The Immortal Life of Henrietta Lacks, Skloot’s debut book, took more than a decade to research and write, and instantly hit the New York Times best-seller list, where it has remained for more than seven years since its publication. She has been featured on numerous television shows, including CBS Sunday Morning, The Colbert Report, and others, and was named One of Five Surprising Leaders of 2010 by the Washington Post. The Immortal Life was chosen as a best book of 2010 by more than 60 media outlets, including Entertainment Weekly, National Public Radio, People Magazine, and The New York Times; it was named The Best Book of 2010 and one of the 100 Books to Read In a Lifetime by Amazon.com, and a Barnes and Noble Discover Great New Writers Pick. It was translated into 25 languages and won numerous awards, including the National Academies of Science Best Book of the Year award, and received widespread critical acclaim, with reviews appearing in The New Yorker, Washington Post, Science, and many others. Dwight Garner of the New York Times said, “I put down Rebecca Skloot’s first book, “The Immortal Life of Henrietta Lacks,” more than once. Ten times, probably. Once to poke the fire. Once to silence a pinging BlackBerry. And eight times to chase my wife and assorted visitors around the house, to tell them I was holding one of the most graceful and moving nonfiction books I’ve read in a very long time …It has brains and pacing and nerve and heart.” See the press page of this site for more reactions to the book.

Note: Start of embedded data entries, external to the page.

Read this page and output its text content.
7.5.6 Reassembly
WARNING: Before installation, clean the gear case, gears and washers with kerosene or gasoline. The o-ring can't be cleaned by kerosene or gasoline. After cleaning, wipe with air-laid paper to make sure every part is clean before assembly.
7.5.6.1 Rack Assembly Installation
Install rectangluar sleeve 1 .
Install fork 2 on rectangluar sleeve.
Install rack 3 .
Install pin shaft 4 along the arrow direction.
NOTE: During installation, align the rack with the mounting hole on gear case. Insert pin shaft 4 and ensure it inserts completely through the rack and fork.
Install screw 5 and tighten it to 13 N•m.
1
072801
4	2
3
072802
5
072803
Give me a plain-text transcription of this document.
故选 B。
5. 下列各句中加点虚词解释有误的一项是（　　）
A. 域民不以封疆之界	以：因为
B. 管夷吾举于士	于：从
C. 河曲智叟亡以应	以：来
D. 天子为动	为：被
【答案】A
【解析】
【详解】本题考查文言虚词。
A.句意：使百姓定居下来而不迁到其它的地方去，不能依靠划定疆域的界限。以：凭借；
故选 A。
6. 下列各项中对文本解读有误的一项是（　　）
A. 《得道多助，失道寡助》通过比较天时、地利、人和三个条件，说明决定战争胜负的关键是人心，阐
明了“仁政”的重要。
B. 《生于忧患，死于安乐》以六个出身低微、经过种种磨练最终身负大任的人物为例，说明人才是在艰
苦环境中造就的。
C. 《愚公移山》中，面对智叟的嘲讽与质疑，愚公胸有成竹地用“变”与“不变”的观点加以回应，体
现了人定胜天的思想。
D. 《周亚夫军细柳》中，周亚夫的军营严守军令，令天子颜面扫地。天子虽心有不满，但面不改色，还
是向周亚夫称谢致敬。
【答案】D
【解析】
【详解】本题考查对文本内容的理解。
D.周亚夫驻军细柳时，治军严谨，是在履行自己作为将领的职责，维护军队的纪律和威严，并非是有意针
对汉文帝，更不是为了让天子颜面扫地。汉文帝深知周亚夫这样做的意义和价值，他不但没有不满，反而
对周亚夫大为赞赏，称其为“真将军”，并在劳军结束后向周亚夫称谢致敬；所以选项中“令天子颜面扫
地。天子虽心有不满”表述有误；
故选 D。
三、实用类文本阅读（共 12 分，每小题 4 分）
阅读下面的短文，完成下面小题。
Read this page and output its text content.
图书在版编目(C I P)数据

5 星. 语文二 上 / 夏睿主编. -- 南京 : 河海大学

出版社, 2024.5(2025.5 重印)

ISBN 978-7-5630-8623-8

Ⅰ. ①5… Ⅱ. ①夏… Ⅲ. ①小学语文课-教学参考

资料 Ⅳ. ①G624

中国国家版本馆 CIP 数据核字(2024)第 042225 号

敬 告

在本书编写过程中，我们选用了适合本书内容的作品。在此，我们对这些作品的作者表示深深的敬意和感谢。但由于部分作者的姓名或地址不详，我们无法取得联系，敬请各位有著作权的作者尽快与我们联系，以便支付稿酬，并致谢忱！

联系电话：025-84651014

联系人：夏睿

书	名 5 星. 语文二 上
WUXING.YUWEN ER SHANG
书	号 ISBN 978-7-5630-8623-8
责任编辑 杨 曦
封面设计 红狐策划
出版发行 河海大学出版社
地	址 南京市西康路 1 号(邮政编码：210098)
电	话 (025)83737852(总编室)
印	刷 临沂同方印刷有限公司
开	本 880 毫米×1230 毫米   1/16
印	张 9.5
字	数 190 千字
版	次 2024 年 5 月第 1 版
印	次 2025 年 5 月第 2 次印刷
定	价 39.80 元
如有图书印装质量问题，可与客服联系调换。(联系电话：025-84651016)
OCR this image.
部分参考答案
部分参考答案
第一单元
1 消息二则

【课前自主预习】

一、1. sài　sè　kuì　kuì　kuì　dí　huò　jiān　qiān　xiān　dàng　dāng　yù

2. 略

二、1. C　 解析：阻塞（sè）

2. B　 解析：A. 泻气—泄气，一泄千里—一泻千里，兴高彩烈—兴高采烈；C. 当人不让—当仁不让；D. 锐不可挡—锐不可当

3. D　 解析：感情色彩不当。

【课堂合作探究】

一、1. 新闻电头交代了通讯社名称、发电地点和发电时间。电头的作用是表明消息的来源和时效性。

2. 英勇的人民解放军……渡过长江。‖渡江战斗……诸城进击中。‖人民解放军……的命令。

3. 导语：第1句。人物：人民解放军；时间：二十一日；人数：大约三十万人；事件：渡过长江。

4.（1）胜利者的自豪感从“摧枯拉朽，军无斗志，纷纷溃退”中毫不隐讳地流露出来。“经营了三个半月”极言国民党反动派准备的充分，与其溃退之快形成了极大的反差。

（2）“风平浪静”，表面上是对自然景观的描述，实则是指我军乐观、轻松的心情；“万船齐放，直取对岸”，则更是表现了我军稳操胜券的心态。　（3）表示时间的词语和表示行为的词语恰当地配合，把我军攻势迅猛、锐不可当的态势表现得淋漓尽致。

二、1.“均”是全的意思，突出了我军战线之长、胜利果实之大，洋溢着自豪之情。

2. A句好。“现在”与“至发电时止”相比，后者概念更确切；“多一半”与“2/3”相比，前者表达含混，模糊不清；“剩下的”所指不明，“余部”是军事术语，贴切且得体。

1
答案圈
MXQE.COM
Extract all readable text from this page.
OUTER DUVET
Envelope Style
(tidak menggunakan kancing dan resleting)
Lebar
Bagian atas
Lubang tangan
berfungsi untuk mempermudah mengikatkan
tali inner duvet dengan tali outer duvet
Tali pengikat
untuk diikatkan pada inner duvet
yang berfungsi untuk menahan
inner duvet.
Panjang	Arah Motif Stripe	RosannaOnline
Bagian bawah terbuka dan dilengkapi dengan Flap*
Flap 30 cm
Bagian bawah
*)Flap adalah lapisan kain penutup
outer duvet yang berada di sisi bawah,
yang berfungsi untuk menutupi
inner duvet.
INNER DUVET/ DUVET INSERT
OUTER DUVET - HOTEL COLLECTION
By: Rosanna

Skloot is the founder and president of The Henrietta Lacks Foundation, which has been featured in the New York Times. She has a B.S. in biological sciences and an MFA in creative nonfiction. She financed her degrees by working in emergency rooms, neurology labs, veterinary morgues and martini bars. She has taught creative writing and science journalism at the University of California Berkeley, New York University, University of Memphis, and the University of Pittsburgh. She is a regularly featured speaker at conferences and universities worldwide.
Skloot current lives with her dog Clarence and cat Phineas in Oakland, California, where she is working on a new book about humans, animals, science, and ethics, a topic near and dear to her: Before becoming a science writer, Skloot spent more than a decade working as a veterinary technician in animal shelters, vet clinics, emergency rooms, shelters, research labs, and an animal morgue. Those experiences, and the ethical questions they prompted, are at the center of her book-in-progress, which explores the often controversial topic of animal research through a deeply personal story about our complex relationships with animals — their roles in our lives, and in science — and the humans who battle over their fates, and as a result, our own. Skloot is also a knitter, a family tradition passed on from her mother, Betsy McCarthy, a professional knitter whose story was featured on Your Life Calling With Jane Pauley.